With 50 FIRST DATES it seems as though Adam Sandler is going through an identity crisis of some sort. The film itself is an ill-conceived amalgam of sentiment played sweet not sappy, mixed uncertainly with the usual lower-than-low-brown humor with which Sandler’s films, PUNCH DRUNK LOVE excepted, are saturated. Hence the walrus spew scene less than ten minutes into this flick. Was the critical success of PUNCH DRUNK LOVE enough to give Sandler pause? To make him see beyond the puerile and the scatological into vistas of humor that appeal to the higher cortices of the brain? And is 50 FIRST DATES his simultaneous leap of faith coupled with a testament to the sort of separation anxiety rife in leaving behind an image that has brought him fame and fortune? That would explain much.
The story has our boy Adam playing Henry Roth, a vet at a Hawaiian marine park. When not ministering to the health needs of the penguins, the dolphins, and the nauseous walruses, Henry’s ministering to the prurient needs of the better looking tourists who flock to the island in search of wild sex and then leave with no strings attached. A botched college romance has made him commitment shy until he meets Lucy (Drew Barrymore), a gorgeous gal who, when Henry first lays eyes on her, is building a fort out of her breakfast waffles. It’s love at first sight when these two crazy kids hit it off and spend the morning together downing waffles, spam, eggs, and the heady brew of romance. There’s just one catch. Lucy has a temporal lobe injury, the result of a car crash on her father’s birthday, which shorted out her short-term memory. Everyday she wakes up thinking it’s the day the crash happened with no idea that a year has gone by.
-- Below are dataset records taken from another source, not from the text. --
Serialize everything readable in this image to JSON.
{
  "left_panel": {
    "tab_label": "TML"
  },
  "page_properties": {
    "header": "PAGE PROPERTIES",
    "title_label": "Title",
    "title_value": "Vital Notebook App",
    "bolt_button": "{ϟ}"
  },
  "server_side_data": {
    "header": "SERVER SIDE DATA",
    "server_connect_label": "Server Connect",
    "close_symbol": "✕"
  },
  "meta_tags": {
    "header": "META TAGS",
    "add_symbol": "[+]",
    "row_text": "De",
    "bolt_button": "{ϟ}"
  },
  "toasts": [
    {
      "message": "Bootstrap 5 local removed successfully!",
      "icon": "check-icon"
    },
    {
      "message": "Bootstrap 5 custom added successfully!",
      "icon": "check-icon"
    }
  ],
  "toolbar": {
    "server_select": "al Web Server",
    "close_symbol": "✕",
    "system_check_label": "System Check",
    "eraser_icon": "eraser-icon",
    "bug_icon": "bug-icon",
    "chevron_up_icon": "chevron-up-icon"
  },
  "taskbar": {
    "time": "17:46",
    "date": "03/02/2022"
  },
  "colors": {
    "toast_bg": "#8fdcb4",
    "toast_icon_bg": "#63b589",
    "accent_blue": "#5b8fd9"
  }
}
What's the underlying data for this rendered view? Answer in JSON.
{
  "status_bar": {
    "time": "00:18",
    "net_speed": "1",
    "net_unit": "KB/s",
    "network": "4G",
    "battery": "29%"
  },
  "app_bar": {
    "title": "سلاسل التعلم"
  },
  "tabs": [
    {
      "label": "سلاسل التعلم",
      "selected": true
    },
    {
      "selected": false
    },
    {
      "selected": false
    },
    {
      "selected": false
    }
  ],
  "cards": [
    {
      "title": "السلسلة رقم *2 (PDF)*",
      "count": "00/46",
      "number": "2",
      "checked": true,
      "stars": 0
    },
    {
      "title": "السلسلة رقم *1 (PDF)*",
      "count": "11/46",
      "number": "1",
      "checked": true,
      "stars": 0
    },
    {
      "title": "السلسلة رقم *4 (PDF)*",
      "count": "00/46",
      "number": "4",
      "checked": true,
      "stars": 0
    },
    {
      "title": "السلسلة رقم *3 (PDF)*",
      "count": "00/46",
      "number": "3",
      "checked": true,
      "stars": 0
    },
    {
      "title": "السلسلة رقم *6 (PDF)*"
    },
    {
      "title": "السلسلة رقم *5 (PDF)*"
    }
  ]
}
An illusion that her friends and family maintain with specially printed newspapers and endless birthday cakes. They just cant bring themselves to dim Lucy’s blithe happiness at believing it’s Sunday every day. It also means that every day Henry has to make Lucy fall in love with him all over again. Talk about your great premises.
Here’s the problem for the audience. The film shifts painfully between lame farce and sweet romance. Every genuinely affecting moment, such as Lucy’s repeated wonder at the magic of a first kiss with Henry, is undercut with stuff like the running motifs about the size of a walrus’ penis and the old Asian guy at the breakfast diner saying something that the FCC wouldn’t allow on television. That the film works on any level can be attributed to Barrymore, an infectiously ebullient personality who radiates charm as effortlessly as the sun radiates photons. She can do giddy in love and she can do heartbroken with equal aplomb and without breaking character. And make no mistake, it’s a tough job creating the only real female character in a film where every other woman in the film is either a harpy or a nymphette. Sandler himself occasionally rises to the challenge of playing a real person instead of a snarky caricature, but unable or unwilling to completely alienate his core fan base of boys 6-12, insists on reverting to the persona they adore every chance the script allows, which is too often. Alas. Even Lucy’s family, her father and brother (Blake Clark and Sean Astin) who are selfless enough to watch the same birthday present video (THE SIXTH SENSE and yes, the ending is given away) every night to keep Lucy from finding out the truth, aren’t allowed to be fully realized characters. Astin in particular, as the lisping, steroid-swilling bodybuilder wannabee, tosses his considerable acting skills aside in order to make his pecs dance in a way that is at once rhythmically impressive and grotesquely odd. As for Henry’s best pal Ula (Rob Schneider), suffice to say that he does an offensively bad Hawaiian accent and performs disturbing acts with coconut shells.
50 FIRST DATES could have been a sweet little fairy tale, you know, the beautiful princess awakened from her sleep of amnesia every day with a magical kiss by her Prince Charming. Too bad that not every fairy tale has a happily ever after.